Met beelden uit die laatste drie landen besluit de tentoonstelling die woensdag in het Verzetsmuseum in Amsterdam wordt geopend. Gewenste beelden –in de ogen van de overheid– zijn tegenover ongewenste geplaatst om te laten zien hoe de publieke opinie wordt beïnvloed.
Wat zeventig jaar geleden het gewenste beeld was, is helder. ”Mariniers beschermen de rijkseenheid”, kopte De Spiegel. En: ”Onze reporters zagen rust en vrede op Celebes”.

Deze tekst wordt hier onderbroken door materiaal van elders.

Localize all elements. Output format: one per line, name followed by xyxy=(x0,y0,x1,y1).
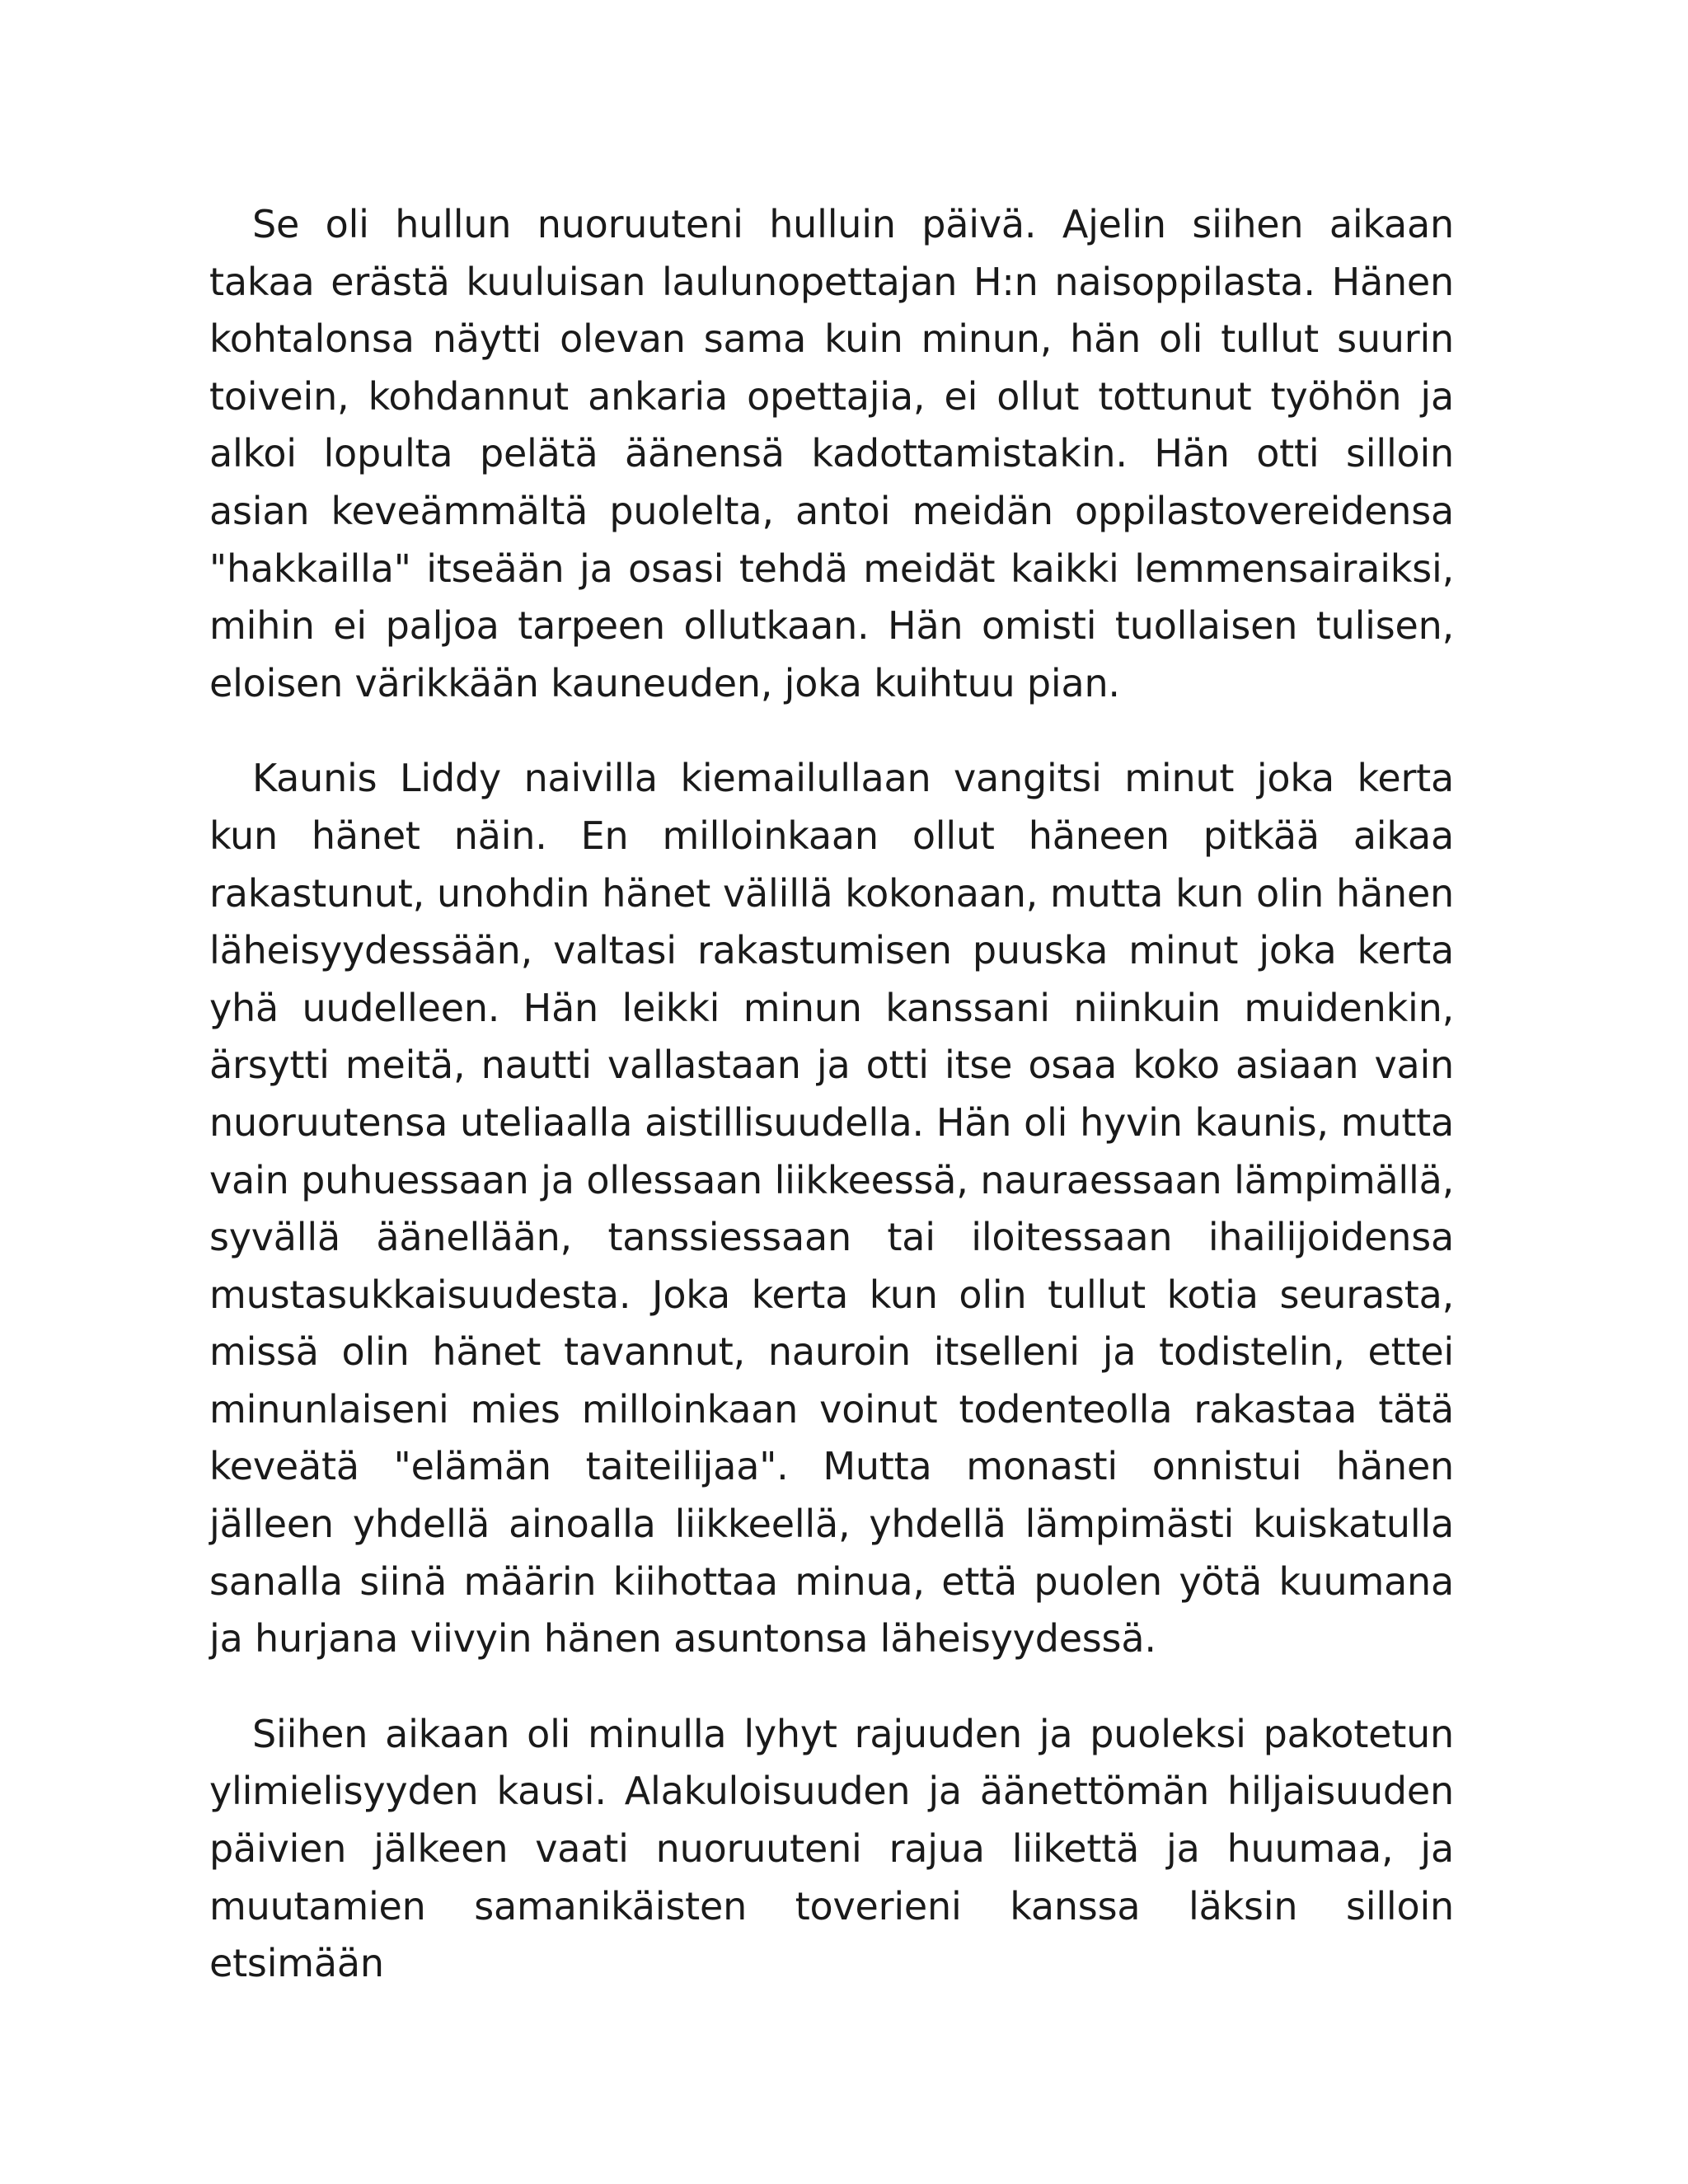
paragraph-3: Siihen aikaan oli minulla lyhyt rajuuden ja puoleksi pakotetun ylimielisyyden kausi. Alakuloisuuden ja äänettömän hiljaisuuden päivien jälkeen vaati nuoruuteni rajua liikettä ja huumaa, ja muutamien samanikäisten toverieni kanssa läksin silloin etsimään xyxy=(209,1711,1454,1986)
paragraph-1: Se oli hullun nuoruuteni hulluin päivä. Ajelin siihen aikaan takaa erästä kuuluisan laulunopettajan H:n naisoppilasta. Hänen kohtalonsa näytti olevan sama kuin minun, hän oli tullut suurin toivein, kohdannut ankaria opettajia, ei ollut tottunut työhön ja alkoi lopulta pelätä äänensä kadottamistakin. Hän otti silloin asian keveämmältä puolelta, antoi meidän oppilastovereidensa "hakkailla" itseään ja osasi tehdä meidät kaikki lemmensairaiksi, mihin ei paljoa tarpeen ollutkaan. Hän omisti tuollaisen tulisen, eloisen värikkään kauneuden, joka kuihtuu pian. xyxy=(209,202,1454,705)
body-text xyxy=(209,196,1454,1993)
paragraph-2: Kaunis Liddy naivilla kiemailullaan vangitsi minut joka kerta kun hänet näin. En milloinkaan ollut häneen pitkää aikaa rakastunut, unohdin hänet välillä kokonaan, mutta kun olin hänen läheisyydessään, valtasi rakastumisen puuska minut joka kerta yhä uudelleen. Hän leikki minun kanssani niinkuin muidenkin, ärsytti meitä, nautti vallastaan ja otti itse osaa koko asiaan vain nuoruutensa uteliaalla aistillisuudella. Hän oli hyvin kaunis, mutta vain puhuessaan ja ollessaan liikkeessä, nauraessaan lämpimällä, syvällä äänellään, tanssiessaan tai iloitessaan ihailijoidensa mustasukkaisuudesta. Joka kerta kun olin tullut kotia seurasta, missä olin hänet tavannut, nauroin itselleni ja todistelin, ettei minunlaiseni mies milloinkaan voinut todenteolla rakastaa tätä keveätä "elämän taiteilijaa". Mutta monasti onnistui hänen jälleen yhdellä ainoalla liikkeellä, yhdellä lämpimästi kuiskatulla sanalla siinä määrin kiihottaa minua, että puolen yötä kuumana ja hurjana viivyin hänen asuntonsa läheisyydessä. xyxy=(209,756,1454,1661)
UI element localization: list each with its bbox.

De twee andere toonaangevende geïllustreerde weekbladen, Panorama en Katholieke Illustratie, bevestigden die beeldvorming. Sukarno werd neergezet als collaborateur met het Japanse bewind en de indruk werd gewekt dat slechts een klein deel van de bevolking achter de onafhankelijkheidsstrijders stond.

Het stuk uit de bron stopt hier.